The probationer always understood the probation officer’s role to be ensuring that all of the provisions of the sentencing order be met, no more, no less.
Nothing in the sentencing order dealt with business management, parenting or acceptable speech. Yet the probation officer repeatedly misunderstood, sometimes telling the probationer (a business owner) how the business should be run; sometimes telling the probationer (a father) how parenting should be done; advising the probationer (who retained the constitutional right of free speech) what could be said, and when, and where, about what issues. It is difficult but not impossible to keep control of a P.O. who doesn’t understand professional boundaries.
A probation officer’s position of authority over a probationer makes it far too easy for a P.O. to abuse power. Our imaginary probationer described above had the fortitude to respectfully confront the P.O. when lines were crossed that shouldn’t be crossed.

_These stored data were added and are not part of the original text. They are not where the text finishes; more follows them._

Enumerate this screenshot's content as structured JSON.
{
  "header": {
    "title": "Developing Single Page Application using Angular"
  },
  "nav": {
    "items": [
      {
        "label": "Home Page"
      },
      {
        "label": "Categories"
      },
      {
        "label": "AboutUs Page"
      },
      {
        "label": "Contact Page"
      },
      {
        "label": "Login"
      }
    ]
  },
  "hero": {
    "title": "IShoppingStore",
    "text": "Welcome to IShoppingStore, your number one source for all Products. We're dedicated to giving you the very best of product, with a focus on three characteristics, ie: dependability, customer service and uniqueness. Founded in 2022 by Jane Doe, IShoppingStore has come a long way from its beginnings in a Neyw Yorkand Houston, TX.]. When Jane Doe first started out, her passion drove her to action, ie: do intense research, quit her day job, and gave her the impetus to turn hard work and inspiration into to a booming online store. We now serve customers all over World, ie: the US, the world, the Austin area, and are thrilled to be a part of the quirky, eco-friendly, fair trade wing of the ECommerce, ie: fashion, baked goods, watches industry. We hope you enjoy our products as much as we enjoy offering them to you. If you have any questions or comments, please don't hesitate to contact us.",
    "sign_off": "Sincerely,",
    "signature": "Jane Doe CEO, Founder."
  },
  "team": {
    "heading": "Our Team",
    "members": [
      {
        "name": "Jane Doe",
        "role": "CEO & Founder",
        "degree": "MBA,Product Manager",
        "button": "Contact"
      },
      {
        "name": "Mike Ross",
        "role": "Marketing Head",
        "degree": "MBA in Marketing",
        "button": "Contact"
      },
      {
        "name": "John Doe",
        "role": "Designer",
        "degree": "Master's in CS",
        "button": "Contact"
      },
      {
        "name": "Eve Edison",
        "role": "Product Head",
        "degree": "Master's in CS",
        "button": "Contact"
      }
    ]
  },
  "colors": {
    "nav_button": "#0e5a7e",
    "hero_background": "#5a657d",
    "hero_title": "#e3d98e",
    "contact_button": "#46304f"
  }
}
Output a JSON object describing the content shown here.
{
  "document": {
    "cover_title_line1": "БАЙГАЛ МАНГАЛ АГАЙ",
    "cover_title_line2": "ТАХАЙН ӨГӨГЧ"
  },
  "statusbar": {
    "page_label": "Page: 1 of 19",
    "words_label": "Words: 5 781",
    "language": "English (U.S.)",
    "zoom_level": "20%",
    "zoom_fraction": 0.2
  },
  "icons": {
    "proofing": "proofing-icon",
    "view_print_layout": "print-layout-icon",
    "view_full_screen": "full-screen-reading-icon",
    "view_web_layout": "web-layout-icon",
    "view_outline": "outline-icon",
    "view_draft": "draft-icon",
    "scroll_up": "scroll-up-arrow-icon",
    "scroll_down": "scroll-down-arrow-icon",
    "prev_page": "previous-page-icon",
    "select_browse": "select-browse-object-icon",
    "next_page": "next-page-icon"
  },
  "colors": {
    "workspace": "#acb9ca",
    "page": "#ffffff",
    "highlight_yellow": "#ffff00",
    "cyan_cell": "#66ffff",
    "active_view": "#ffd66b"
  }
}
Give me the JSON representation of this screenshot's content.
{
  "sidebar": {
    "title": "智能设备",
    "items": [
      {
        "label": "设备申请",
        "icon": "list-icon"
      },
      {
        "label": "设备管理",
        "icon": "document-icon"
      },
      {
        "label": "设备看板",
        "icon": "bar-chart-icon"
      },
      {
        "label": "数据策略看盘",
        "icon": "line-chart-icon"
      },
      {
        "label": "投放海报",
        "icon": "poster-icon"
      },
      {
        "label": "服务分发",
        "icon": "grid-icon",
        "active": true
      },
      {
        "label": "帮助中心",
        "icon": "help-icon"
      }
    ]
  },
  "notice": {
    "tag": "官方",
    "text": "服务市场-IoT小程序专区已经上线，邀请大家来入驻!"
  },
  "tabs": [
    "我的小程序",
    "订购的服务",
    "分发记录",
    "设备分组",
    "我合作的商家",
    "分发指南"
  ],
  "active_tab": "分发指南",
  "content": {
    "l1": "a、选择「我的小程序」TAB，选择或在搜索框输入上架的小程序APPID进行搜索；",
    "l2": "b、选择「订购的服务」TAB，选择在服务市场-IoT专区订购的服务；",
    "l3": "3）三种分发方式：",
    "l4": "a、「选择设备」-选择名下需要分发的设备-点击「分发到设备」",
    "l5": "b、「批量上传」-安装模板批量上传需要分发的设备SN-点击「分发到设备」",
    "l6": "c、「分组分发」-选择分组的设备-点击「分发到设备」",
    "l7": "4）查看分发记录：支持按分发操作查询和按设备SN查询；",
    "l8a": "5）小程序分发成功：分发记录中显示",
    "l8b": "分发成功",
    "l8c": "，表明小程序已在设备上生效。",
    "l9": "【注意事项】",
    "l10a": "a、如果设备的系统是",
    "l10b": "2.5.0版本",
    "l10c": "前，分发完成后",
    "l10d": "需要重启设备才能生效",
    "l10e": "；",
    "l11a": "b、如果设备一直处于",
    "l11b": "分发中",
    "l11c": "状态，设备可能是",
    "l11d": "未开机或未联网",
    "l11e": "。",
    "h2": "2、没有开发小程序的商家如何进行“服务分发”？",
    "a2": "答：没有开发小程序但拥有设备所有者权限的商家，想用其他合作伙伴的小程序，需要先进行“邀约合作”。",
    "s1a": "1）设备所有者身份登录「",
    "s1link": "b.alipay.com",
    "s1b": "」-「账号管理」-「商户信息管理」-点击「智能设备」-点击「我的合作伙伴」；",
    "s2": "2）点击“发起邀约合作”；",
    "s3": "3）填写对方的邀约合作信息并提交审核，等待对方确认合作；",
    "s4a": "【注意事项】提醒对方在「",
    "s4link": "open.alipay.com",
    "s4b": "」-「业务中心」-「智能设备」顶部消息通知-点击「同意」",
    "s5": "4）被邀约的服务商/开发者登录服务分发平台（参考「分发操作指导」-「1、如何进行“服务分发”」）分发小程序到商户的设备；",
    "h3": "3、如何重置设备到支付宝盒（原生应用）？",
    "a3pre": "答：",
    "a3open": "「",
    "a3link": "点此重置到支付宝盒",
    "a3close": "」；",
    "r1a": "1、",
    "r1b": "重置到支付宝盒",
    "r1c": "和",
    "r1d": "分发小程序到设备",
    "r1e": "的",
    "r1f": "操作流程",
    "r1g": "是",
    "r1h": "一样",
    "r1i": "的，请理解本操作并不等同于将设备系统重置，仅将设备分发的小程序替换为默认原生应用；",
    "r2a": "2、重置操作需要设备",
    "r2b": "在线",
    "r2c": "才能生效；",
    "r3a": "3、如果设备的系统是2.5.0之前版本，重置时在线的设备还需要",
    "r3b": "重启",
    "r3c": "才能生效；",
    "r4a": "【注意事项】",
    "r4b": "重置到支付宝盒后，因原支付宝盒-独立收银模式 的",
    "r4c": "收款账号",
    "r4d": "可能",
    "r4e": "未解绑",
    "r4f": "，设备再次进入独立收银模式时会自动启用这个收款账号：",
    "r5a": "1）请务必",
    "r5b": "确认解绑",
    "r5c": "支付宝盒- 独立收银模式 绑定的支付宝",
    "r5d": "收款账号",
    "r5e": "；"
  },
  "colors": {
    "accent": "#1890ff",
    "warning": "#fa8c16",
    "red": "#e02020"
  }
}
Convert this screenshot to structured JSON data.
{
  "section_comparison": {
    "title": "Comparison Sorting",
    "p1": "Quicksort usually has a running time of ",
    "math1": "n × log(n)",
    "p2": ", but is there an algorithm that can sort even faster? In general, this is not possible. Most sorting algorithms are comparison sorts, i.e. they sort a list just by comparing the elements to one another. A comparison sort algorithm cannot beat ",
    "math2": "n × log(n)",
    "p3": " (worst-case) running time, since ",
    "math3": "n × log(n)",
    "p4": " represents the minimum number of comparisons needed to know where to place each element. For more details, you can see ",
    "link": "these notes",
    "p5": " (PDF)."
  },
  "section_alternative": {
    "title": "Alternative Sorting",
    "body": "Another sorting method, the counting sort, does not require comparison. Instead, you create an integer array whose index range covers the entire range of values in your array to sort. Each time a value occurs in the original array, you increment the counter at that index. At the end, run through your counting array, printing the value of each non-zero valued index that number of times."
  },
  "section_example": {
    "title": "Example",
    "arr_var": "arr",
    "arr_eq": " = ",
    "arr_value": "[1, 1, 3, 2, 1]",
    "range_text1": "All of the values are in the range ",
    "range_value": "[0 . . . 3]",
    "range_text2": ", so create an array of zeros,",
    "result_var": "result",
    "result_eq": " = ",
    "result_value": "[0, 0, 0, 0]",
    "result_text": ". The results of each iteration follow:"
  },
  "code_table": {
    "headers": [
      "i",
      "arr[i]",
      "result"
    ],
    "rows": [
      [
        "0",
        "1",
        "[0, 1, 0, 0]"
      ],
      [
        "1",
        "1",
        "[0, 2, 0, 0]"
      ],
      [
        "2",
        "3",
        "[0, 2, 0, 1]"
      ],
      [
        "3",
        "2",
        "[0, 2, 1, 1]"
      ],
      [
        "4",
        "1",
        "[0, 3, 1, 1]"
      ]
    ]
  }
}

But not all probationers are in a position to do that.
So it is heartening to see that the U.S. Supreme Court is taking up the issue.
The Supreme Court Press “Petition of the Month”TM for June 2014 is Kyle E. McClamma v. Josepha Michele Remon,Supreme Court Dkt. No. TBD, an appeal coming out of the Eleventh Circuit. The petition was filed pro se by the petitioner Kyle E. McClamma, a resident of the Tampa, Florida Region.
Whether a probation officer has the power to forbid a person from living in his own home, despite there being no residency restriction in the sentencing order.